Many of us have medicine cabinets full of unused over-the-counter or prescription medicines. Some of these products are past their expiration dates, others may no longer be wanted or necessary. What should be done with them in order to achieve the least environmental hazard? This is not a trivial problem. About 90 million kilograms (200 million pounds) of pharmaceuticals are disposed of each year. Steven Skerlos and his colleagues from the University of Michigan compared three options for disposing of unused drugs: throwing them in the trash, flushing them down the toilet, and returning them to the pharmacy for incineration.

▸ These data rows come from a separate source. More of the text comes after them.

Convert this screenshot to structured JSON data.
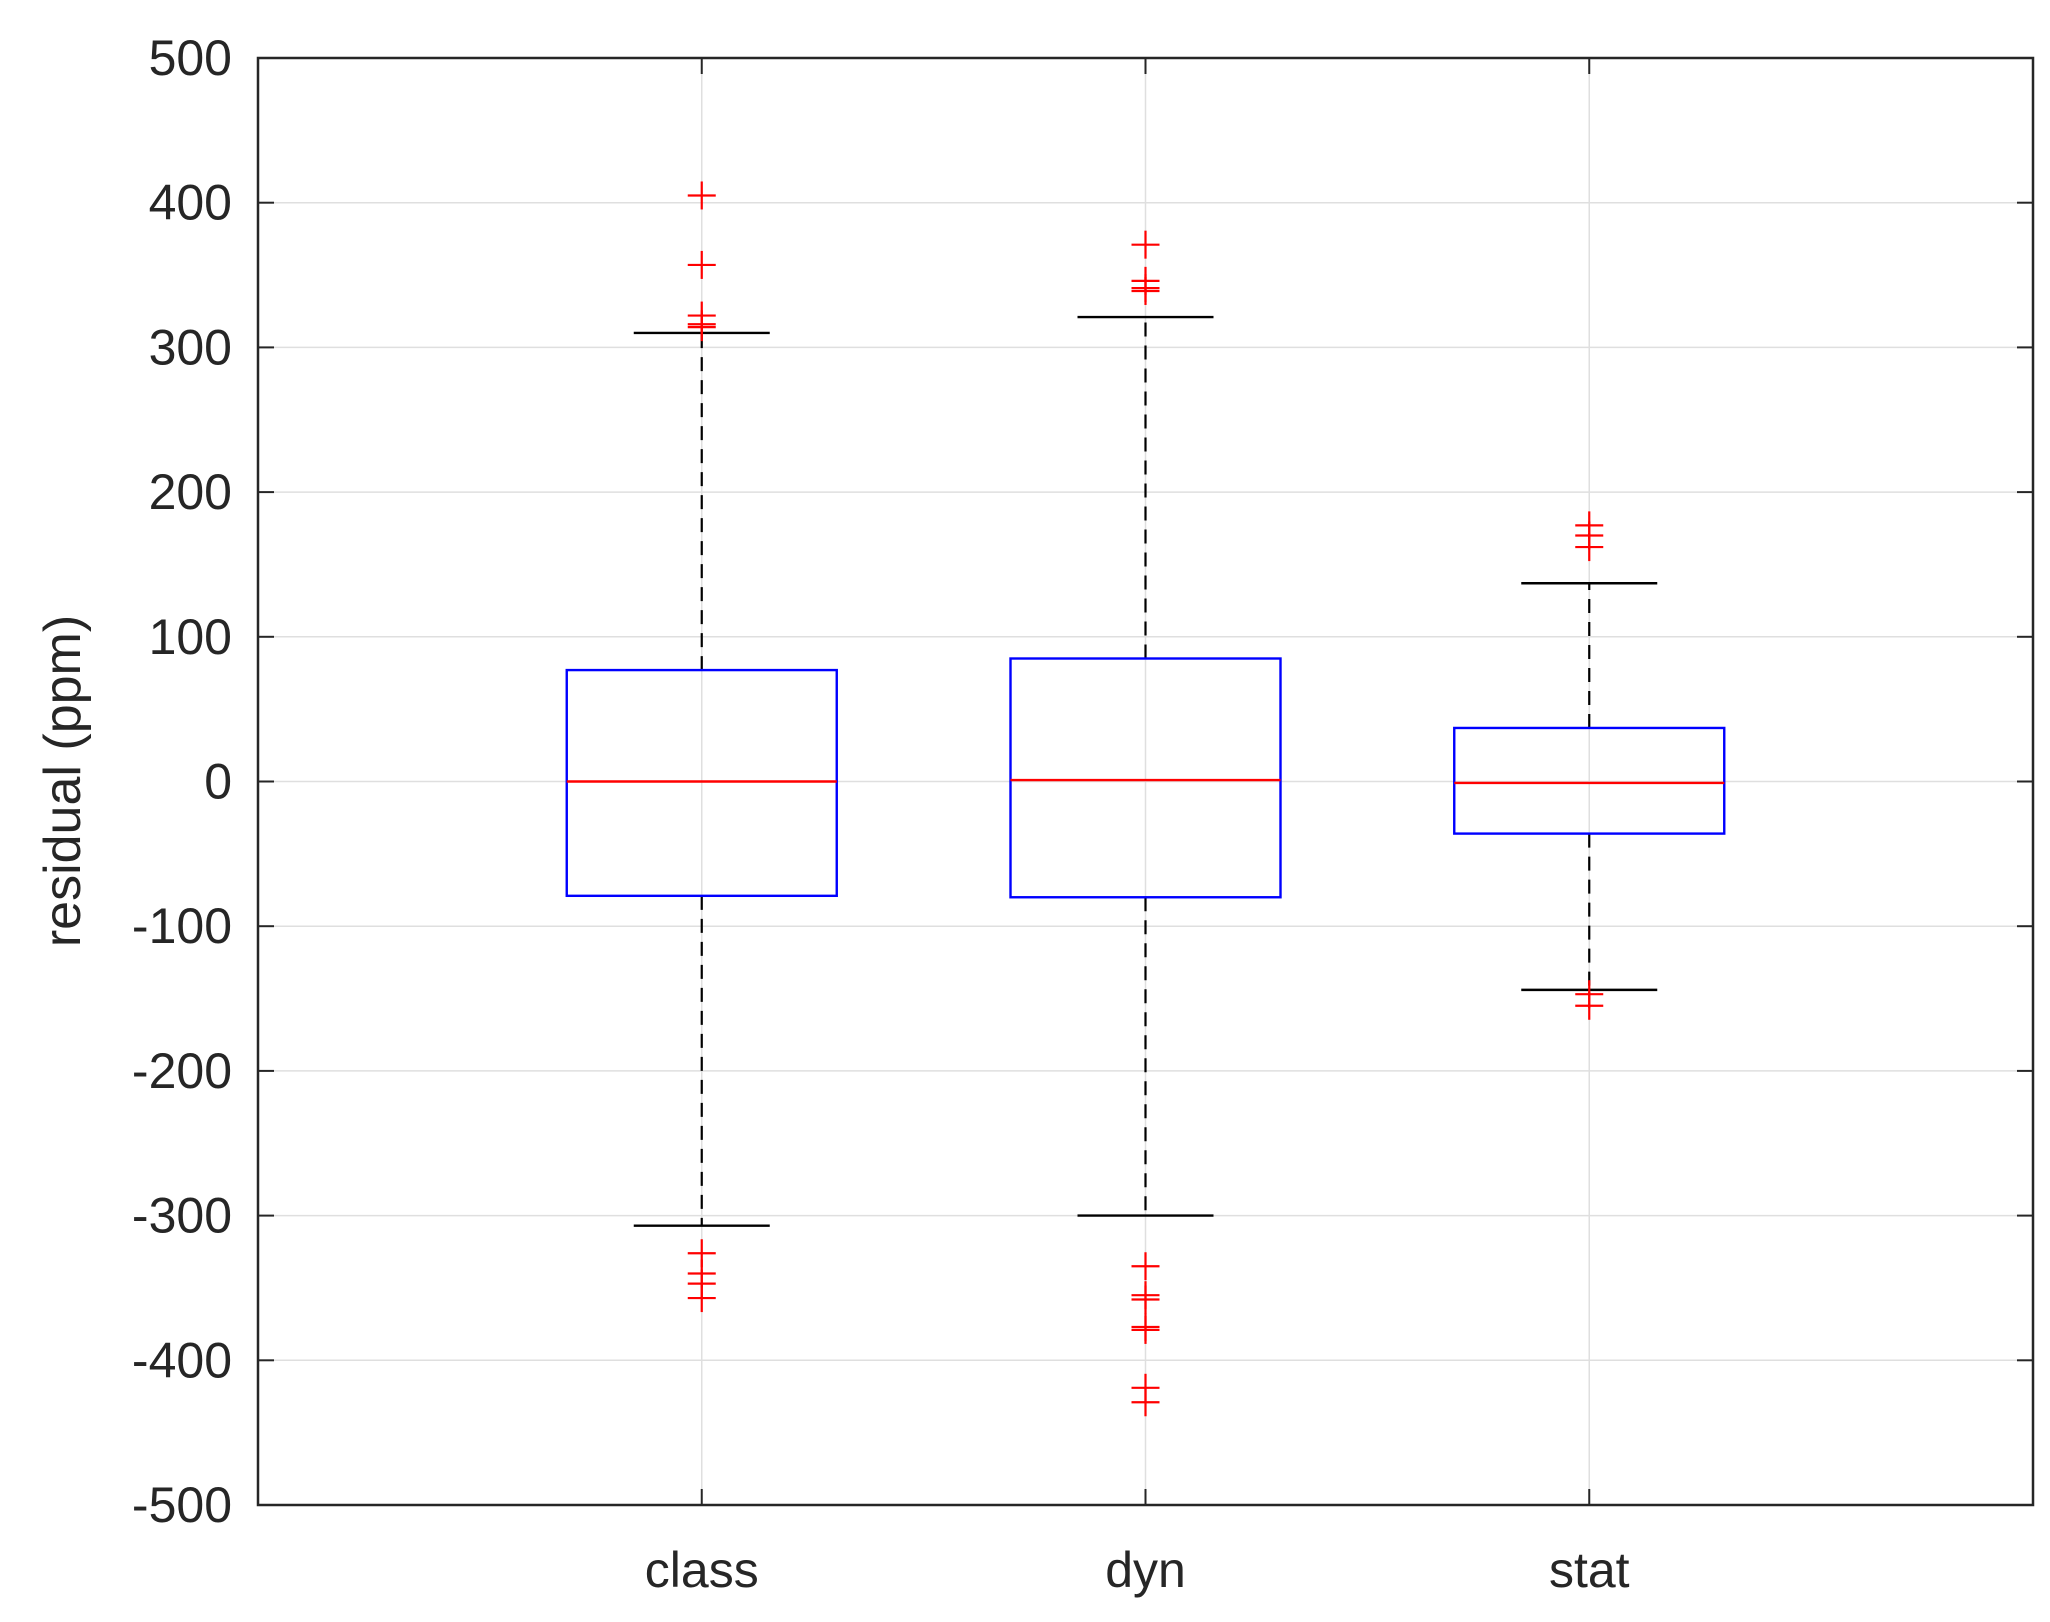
{
  "chart_data": {
    "type": "boxplot",
    "title": "",
    "xlabel": "",
    "ylabel": "residual (ppm)",
    "ylim": [
      -500,
      500
    ],
    "yticks": [
      500,
      400,
      300,
      200,
      100,
      0,
      -100,
      -200,
      -300,
      -400,
      -500
    ],
    "ytick_labels": [
      "500",
      "400",
      "300",
      "200",
      "100",
      "0",
      "-100",
      "-200",
      "-300",
      "-400",
      "-500"
    ],
    "grid": true,
    "categories": [
      "class",
      "dyn",
      "stat"
    ],
    "boxes": [
      {
        "category": "class",
        "median": 0,
        "q1": -79,
        "q3": 77,
        "whisker_low": -307,
        "whisker_high": 310,
        "outliers": [
          405,
          357,
          322,
          316,
          314,
          -326,
          -340,
          -347,
          -357
        ]
      },
      {
        "category": "dyn",
        "median": 1,
        "q1": -80,
        "q3": 85,
        "whisker_low": -300,
        "whisker_high": 321,
        "outliers": [
          371,
          346,
          341,
          339,
          -335,
          -355,
          -358,
          -377,
          -379,
          -419,
          -429
        ]
      },
      {
        "category": "stat",
        "median": -1,
        "q1": -36,
        "q3": 37,
        "whisker_low": -144,
        "whisker_high": 137,
        "outliers": [
          177,
          170,
          162,
          -147,
          -155
        ]
      }
    ],
    "colors": {
      "box": "#0000ff",
      "median": "#ff0000",
      "whisker": "#000000",
      "outlier": "#ff0000",
      "grid": "#dfdfdf",
      "axis": "#262626"
    }
  }
}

To be clear, these three choices are not as distinct as they first appear. Some materials from both regular trash pickup and sewage get sent to incinerators. Drugs collected as solids from sewer systems and the ash from incinerated drugs end up in landfills along with drugs tossed in the trash. In addition, the authors considered how the drugs are transported at each stage, via private vehicle, commercial truck, or sewage line. Thus, sorting out the effects of these various alternatives can be rather complicated.

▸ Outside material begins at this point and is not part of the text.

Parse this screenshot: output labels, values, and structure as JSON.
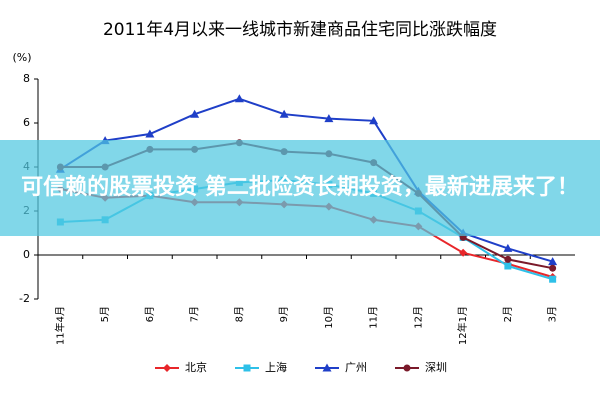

Incinerating 100% of all drugs may eliminate the risk of drug residues leaching into our soil, but the transportation from the home to the pharmacy to the incinerator to the landfill greatly increases gas emissions. On the other hand, flushing drugs all but eliminates transportation costs, but greatly increases environmental contamination with pharmaceuticals.

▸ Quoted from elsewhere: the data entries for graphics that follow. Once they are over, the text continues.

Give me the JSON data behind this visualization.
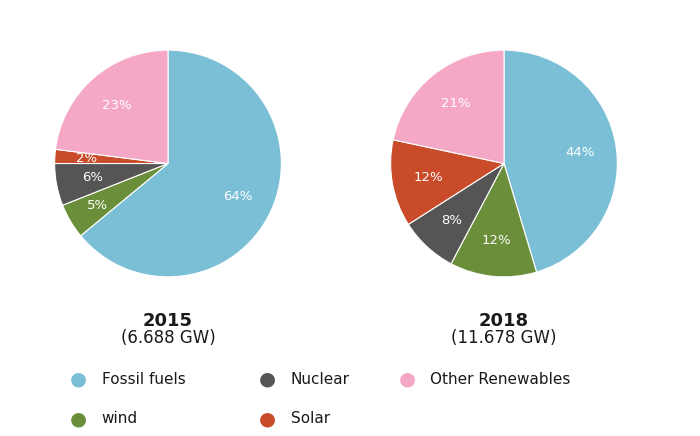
{
  "chart1": {
    "year": "2015",
    "subtitle": "(6.688 GW)",
    "sizes": [
      64,
      5,
      6,
      2,
      23
    ],
    "labels": [
      "64%",
      "5%",
      "6%",
      "2%",
      "23%"
    ],
    "colors": [
      "#7BBFD6",
      "#6B8E3A",
      "#555555",
      "#C94B2A",
      "#F5A8C5"
    ],
    "label_r": [
      0.68,
      0.72,
      0.68,
      0.72,
      0.68
    ]
  },
  "chart2": {
    "year": "2018",
    "subtitle": "(11.678 GW)",
    "sizes": [
      44,
      12,
      8,
      12,
      21
    ],
    "labels": [
      "44%",
      "12%",
      "8%",
      "12%",
      "21%"
    ],
    "colors": [
      "#7BBFD6",
      "#6B8E3A",
      "#555555",
      "#C94B2A",
      "#F5A8C5"
    ],
    "label_r": [
      0.68,
      0.68,
      0.68,
      0.68,
      0.68
    ]
  },
  "legend_items": [
    {
      "label": "Fossil fuels",
      "color": "#7BBFD6"
    },
    {
      "label": "Nuclear",
      "color": "#555555"
    },
    {
      "label": "Other Renewables",
      "color": "#F5A8C5"
    },
    {
      "label": "wind",
      "color": "#6B8E3A"
    },
    {
      "label": "Solar",
      "color": "#C94B2A"
    }
  ],
  "background_color": "#ffffff",
  "text_color": "#1a1a1a",
  "label_fontsize": 9.5,
  "year_fontsize": 13,
  "subtitle_fontsize": 12
}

The ideal solution would be to have a sewage system that could thoroughly neutralize all pharmaceuticals. Barring that, the next best option seems to be to throw drugs in the trash. That makes me feel good, since that’s what I’ve been doing anyway. Of course, I haven’t been opening my bottles and mixing the contents with other trash within low-density polyethylene bags, as recommended by the White House Office of National Drug Control Policy. Oops.